Ela era uma das moças mais finas da redação do GLOBO e recebeu com a educação de sempre a visita do arquiteto, especialista em projetos ligados à proteção do meio ambiente. A entrevista rolou dentro do protocolo do gênero. Perguntas foram feitas, respostas foram oferecidas, tudo dentro dos manuais frios e consensuais da prática – sem que a repórter tivesse dado qualquer bandeira sobre quão impressionada estava com a beleza do arquiteto.
Ao final da entrevista, informou ao jovem profissional que,
para ilustrar a matéria, precisaria tirar cópias das plantas trazidas por ele –
e foi aí que se deu o ato falho. De posse dos projetos, a repórter disse:
“Dá licença que eu vou ali xerecar”.
A ficha só caiu quando, já dando os primeiros passos, ela
ouviu o rapaz, educadamente malicioso, dizer “xereca, sim”. A repórter xerocou
os papéis, mas não teve coragem de voltar ao arquiteto para entregar os
originais. Mandou um boy fazer o serviço e, de longe, mandou um tchau
constrangido.
Eu estou me lembrando disso porque semana passada as
transmissões das Olimpíadas de Tóquio liberaram palavras inéditas na televisão
e uma delas foi a do parágrafo acima, usada para a afirmação dos poderes
femininos. Ninguém ficou constrangido. As listas de best-seller estão aí,
confirmando em uníssono que a melhor terapia de superação é botar a boca no
trombone e falar claro, meter bronca no grito primal da redenção libertária – o
revolucionário método de ligar o “foda-se”. O “xerecar”, abafado outrora, agora
é a palavra de ordem lançada na televisão pela skatista Karen Jonz. Virou
manifesto de orgulho.
O bicampeonato no futebol foi maravilhoso, a canoagem e o
boxe dos baianos também, mas disso os cronistas esportivos podem falar melhor.

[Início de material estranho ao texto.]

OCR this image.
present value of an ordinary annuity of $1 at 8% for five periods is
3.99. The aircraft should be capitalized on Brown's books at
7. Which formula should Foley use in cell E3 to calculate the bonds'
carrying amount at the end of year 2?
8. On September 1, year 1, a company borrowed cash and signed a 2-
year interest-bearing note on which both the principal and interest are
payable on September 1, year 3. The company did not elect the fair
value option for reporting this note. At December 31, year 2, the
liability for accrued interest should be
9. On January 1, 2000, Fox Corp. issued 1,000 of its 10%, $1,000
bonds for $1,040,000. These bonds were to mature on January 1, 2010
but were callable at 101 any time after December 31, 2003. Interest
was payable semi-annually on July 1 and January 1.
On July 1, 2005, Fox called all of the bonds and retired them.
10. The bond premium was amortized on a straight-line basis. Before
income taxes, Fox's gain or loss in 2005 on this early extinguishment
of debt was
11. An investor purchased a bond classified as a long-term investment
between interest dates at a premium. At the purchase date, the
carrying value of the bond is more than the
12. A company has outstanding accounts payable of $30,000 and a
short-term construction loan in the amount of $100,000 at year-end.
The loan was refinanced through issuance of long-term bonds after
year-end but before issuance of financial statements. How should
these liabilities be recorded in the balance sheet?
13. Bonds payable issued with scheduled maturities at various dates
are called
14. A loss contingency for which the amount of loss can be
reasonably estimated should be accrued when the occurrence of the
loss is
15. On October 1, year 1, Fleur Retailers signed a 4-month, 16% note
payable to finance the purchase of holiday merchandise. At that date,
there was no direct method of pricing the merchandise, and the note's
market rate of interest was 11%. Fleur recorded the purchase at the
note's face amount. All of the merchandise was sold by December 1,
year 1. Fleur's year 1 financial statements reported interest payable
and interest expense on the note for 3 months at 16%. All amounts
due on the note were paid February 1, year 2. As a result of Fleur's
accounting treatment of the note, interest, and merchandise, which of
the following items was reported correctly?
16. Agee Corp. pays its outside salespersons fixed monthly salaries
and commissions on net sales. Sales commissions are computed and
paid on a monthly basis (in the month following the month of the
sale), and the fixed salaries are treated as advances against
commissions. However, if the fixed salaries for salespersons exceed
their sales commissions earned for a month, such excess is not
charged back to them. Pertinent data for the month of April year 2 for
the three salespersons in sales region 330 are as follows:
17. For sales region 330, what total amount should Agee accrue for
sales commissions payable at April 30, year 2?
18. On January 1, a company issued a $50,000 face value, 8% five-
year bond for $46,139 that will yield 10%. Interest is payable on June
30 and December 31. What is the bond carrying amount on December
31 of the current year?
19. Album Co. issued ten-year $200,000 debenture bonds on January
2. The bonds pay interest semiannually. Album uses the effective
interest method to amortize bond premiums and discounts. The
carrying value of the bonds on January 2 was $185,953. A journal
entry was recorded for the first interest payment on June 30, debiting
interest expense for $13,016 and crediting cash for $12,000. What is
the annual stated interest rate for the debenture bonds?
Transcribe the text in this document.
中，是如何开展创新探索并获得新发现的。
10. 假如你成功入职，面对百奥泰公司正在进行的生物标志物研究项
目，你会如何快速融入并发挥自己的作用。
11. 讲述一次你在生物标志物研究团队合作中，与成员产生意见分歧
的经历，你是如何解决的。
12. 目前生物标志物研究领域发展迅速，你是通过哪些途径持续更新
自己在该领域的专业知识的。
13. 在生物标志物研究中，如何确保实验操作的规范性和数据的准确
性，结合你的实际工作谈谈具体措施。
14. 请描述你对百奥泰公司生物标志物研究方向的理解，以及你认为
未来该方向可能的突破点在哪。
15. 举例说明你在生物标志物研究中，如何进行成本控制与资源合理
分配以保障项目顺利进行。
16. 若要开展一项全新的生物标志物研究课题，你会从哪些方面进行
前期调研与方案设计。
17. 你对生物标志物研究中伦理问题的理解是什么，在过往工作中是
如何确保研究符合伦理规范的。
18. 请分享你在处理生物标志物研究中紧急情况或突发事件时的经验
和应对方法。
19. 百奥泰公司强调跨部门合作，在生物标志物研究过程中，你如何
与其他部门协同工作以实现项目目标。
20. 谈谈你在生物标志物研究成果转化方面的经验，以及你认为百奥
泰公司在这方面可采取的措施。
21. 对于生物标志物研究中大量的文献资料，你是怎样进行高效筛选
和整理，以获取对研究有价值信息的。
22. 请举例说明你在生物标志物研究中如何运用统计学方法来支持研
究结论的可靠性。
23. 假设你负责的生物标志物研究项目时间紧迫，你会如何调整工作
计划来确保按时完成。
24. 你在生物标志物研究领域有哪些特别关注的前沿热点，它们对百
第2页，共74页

A minha medalha olímpica vai para o português cru, aquele conjugado com a boca
cheia de adrenalina, quando o bicho está pegando e não faz qualquer sentido se
socorrer das mais finas belezas da última flor do Lácio. Há muitas línguas
dentro do português. Com os estádios vazios, e mais a melhoria de captação dos
microfones digitais, ouvimos desta vez a exuberante semântica dos atletas.
“Calma! Respira, boceta! Caralho!”, foi como Alisson motivou
seu companheiro, Álvaro, para voltar à quadra e destroçar sem piedade a dupla
holandesa numa partida de vôlei de praia. Eu tenho certeza que o professor
Pasquale aprovaria a adequação dessas exclamações. Há um dicionário para a
quadra de esportes, outro para a cama do casal e outros tantos mais, inclusive
para a vida pública. A língua toma suas liberdades, mas dentro das regras. Um
presidente da República que chama de “fdp” o juiz do STF desconhece esse pacto civilizatório.
Nelson Rodrigues, aquele que disse “Todas as palavras são
lindas, nós é que as corrompemos”, transformaria em Personagem da Semana cada
uma dessas deliciosas ênfases do vocabulário ditas numa competição. A televisão
portuguesa, no entanto, pediu que se proibisse tamanha expressividade de
emoções. Foi pior. Da mesma maneira que os jornais sob a ditadura militar publicavam
receitas de bolo no lugar das matérias censuradas, o boxeador Hebert Conceição comemorou
sua medalha de ouro aos gritos de “Já que ‘caralho’ não pode, é Brasil,
rocambole!”.
Como diria o narrador Luiz Roberto, em outro momento
glorioso do libertador discurso olímpico da Tóquio 2020, “Aqui não, bebê!”.